İnsanoğlu, özellikle büyük refah ve kalkınma artışı yaşadığı son 250 yıllık dönemde, lineer demokrasinin (ve serbest piyasa ekonomisinin/ki zamanla vahşi kapitalizme evrildi) refahı ve sürdürülebilirliği garanti edeceğini zannederek bugüne kadar yaşadı. Ama geldiğimiz aşamada, bu vasat lineer demokrasi/medeniyet; hem kendini, hem de dünyamızı felaketin eşiğine sürükledi.
Neden sürükledi ? Ve niye sadece insanlar arasında oluşturulan kısıtlı lineer demokrasi sürdürülebilirliği(ve hatta refahı) tek başına garanti etmedi/edemez?

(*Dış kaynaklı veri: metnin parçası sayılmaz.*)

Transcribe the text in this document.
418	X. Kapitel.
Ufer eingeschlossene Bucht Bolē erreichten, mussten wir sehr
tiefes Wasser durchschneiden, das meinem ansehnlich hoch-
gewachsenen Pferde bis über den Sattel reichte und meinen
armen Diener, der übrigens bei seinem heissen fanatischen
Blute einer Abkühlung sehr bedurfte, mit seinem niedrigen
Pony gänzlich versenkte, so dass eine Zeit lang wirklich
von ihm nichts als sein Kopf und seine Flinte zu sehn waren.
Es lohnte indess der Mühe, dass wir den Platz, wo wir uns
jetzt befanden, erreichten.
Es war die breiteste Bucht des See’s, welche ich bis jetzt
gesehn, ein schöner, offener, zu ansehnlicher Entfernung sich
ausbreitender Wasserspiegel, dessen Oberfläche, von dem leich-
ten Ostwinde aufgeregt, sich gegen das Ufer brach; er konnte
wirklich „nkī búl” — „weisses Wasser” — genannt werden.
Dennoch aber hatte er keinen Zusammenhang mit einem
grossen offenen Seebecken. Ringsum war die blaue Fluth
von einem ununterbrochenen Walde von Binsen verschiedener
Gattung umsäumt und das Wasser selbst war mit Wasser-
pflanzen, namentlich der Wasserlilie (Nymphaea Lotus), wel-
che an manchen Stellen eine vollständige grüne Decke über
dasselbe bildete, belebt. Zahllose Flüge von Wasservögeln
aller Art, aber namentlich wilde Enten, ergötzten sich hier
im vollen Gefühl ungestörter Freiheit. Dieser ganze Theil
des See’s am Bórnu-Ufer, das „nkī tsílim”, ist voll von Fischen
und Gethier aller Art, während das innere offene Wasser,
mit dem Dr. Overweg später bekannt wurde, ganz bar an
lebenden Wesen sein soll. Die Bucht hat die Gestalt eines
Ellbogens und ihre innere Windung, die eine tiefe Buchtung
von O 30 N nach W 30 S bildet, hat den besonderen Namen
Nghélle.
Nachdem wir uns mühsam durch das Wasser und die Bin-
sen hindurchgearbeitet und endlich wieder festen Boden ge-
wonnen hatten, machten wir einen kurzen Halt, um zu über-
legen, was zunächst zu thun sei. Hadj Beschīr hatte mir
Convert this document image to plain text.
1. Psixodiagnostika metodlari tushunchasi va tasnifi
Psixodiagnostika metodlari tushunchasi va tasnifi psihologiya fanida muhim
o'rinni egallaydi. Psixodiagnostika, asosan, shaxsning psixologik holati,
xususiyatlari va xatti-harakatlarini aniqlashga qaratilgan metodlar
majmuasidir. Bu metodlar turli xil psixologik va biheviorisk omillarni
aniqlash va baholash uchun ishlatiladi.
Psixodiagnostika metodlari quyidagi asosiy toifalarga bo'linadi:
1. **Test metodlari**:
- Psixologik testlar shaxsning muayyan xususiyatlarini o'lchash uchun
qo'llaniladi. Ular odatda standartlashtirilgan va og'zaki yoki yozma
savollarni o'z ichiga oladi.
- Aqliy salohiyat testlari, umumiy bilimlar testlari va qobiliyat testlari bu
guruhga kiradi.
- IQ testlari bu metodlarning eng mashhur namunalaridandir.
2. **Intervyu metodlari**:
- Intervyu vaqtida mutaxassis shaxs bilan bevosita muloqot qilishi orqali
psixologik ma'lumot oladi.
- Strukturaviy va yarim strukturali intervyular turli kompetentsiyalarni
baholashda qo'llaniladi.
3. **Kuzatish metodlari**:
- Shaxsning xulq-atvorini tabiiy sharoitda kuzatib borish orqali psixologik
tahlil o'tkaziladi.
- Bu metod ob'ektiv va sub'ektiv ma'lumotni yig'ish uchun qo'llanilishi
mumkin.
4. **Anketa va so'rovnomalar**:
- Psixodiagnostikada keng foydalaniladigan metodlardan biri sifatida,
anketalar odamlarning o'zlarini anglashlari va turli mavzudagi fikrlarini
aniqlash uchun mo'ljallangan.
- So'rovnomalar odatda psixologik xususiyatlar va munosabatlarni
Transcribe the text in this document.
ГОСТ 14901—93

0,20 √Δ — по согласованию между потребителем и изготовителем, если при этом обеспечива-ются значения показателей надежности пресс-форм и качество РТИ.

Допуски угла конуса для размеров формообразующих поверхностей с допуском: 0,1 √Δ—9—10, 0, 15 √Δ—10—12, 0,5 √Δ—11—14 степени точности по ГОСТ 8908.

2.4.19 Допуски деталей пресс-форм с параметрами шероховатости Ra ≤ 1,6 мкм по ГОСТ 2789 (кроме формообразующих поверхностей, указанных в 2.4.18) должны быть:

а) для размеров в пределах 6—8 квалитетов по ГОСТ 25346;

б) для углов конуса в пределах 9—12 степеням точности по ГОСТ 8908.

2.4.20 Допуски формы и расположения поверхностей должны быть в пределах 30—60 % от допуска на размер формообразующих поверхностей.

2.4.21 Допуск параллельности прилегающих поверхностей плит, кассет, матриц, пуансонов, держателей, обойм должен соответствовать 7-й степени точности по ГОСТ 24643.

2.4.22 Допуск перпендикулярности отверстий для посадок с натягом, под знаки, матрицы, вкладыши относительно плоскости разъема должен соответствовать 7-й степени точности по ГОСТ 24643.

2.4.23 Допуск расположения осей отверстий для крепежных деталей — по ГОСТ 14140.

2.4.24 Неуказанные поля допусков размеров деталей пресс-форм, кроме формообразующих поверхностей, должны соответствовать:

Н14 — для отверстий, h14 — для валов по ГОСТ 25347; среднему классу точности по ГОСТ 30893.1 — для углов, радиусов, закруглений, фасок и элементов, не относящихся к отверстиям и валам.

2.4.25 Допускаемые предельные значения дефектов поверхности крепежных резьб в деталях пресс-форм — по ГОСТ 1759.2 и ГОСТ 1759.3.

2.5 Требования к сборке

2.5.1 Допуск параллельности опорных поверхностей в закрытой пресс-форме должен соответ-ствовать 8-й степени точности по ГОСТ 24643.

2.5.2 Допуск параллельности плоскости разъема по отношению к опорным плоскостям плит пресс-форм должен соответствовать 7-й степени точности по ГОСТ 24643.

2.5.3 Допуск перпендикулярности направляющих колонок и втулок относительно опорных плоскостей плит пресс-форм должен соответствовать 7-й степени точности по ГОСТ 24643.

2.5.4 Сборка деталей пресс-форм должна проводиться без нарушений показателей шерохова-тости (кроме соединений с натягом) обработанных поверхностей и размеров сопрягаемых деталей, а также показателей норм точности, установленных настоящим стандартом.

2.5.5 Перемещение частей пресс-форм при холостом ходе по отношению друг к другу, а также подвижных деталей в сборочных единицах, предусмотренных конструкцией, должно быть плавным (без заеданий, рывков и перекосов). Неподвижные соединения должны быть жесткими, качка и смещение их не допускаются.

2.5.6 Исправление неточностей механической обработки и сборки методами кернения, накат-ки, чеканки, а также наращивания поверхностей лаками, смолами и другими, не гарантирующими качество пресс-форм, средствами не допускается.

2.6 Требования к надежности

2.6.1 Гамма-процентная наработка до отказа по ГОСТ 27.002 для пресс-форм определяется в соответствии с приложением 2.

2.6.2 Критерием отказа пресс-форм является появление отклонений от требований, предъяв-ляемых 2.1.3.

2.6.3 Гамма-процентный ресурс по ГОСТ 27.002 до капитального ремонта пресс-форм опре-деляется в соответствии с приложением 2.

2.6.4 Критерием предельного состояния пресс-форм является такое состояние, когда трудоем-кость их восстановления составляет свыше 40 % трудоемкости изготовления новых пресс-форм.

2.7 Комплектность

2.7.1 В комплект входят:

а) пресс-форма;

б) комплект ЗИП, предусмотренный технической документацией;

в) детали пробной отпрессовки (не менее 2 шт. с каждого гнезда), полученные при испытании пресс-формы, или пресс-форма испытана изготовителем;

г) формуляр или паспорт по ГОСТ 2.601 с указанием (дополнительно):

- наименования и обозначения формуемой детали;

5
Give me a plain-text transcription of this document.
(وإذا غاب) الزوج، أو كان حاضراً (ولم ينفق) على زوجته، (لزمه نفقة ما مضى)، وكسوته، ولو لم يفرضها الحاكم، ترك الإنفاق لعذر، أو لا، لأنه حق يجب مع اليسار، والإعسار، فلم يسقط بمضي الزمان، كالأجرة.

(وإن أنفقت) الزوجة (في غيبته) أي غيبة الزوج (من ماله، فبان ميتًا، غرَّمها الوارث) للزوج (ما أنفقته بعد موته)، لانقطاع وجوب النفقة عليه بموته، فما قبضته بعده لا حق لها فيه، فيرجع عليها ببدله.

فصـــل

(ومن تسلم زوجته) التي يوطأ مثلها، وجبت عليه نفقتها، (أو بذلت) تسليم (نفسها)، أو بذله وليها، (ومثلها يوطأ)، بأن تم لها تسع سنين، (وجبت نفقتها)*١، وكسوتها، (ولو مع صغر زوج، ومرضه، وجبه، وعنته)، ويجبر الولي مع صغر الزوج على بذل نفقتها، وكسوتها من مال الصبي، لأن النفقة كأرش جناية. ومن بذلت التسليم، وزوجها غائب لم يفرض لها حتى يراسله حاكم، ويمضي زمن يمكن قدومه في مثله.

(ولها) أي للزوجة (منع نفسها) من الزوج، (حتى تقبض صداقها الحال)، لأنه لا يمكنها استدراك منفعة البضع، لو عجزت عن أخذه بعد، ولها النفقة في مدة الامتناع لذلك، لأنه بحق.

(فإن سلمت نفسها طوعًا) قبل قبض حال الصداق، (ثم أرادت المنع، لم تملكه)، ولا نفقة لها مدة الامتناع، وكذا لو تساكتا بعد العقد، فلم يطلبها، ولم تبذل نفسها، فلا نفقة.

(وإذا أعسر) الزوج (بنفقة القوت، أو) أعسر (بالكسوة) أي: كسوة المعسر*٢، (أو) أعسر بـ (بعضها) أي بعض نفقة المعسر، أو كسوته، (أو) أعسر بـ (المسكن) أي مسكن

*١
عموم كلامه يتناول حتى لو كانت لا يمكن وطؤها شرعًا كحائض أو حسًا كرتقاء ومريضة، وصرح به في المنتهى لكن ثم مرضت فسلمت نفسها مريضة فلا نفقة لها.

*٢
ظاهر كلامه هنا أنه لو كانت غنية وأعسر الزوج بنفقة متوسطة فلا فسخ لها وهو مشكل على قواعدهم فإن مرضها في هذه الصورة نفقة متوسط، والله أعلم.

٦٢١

Çünkü, insanoğlu, dünyada var olan diğer varlıkların yaşam hakkına, hukukuna (varlık bilinci ve fonksiyonu bağlamında) ve yaşamsal unsurlara, kısaca diğer canlı ve cansız unsurlara saygı göstermedi ve yeterince önem vermedi, bencilce sadece kısa vadeli kendi çıkarlarını düşünerek/öncelikleyerek yaşadı.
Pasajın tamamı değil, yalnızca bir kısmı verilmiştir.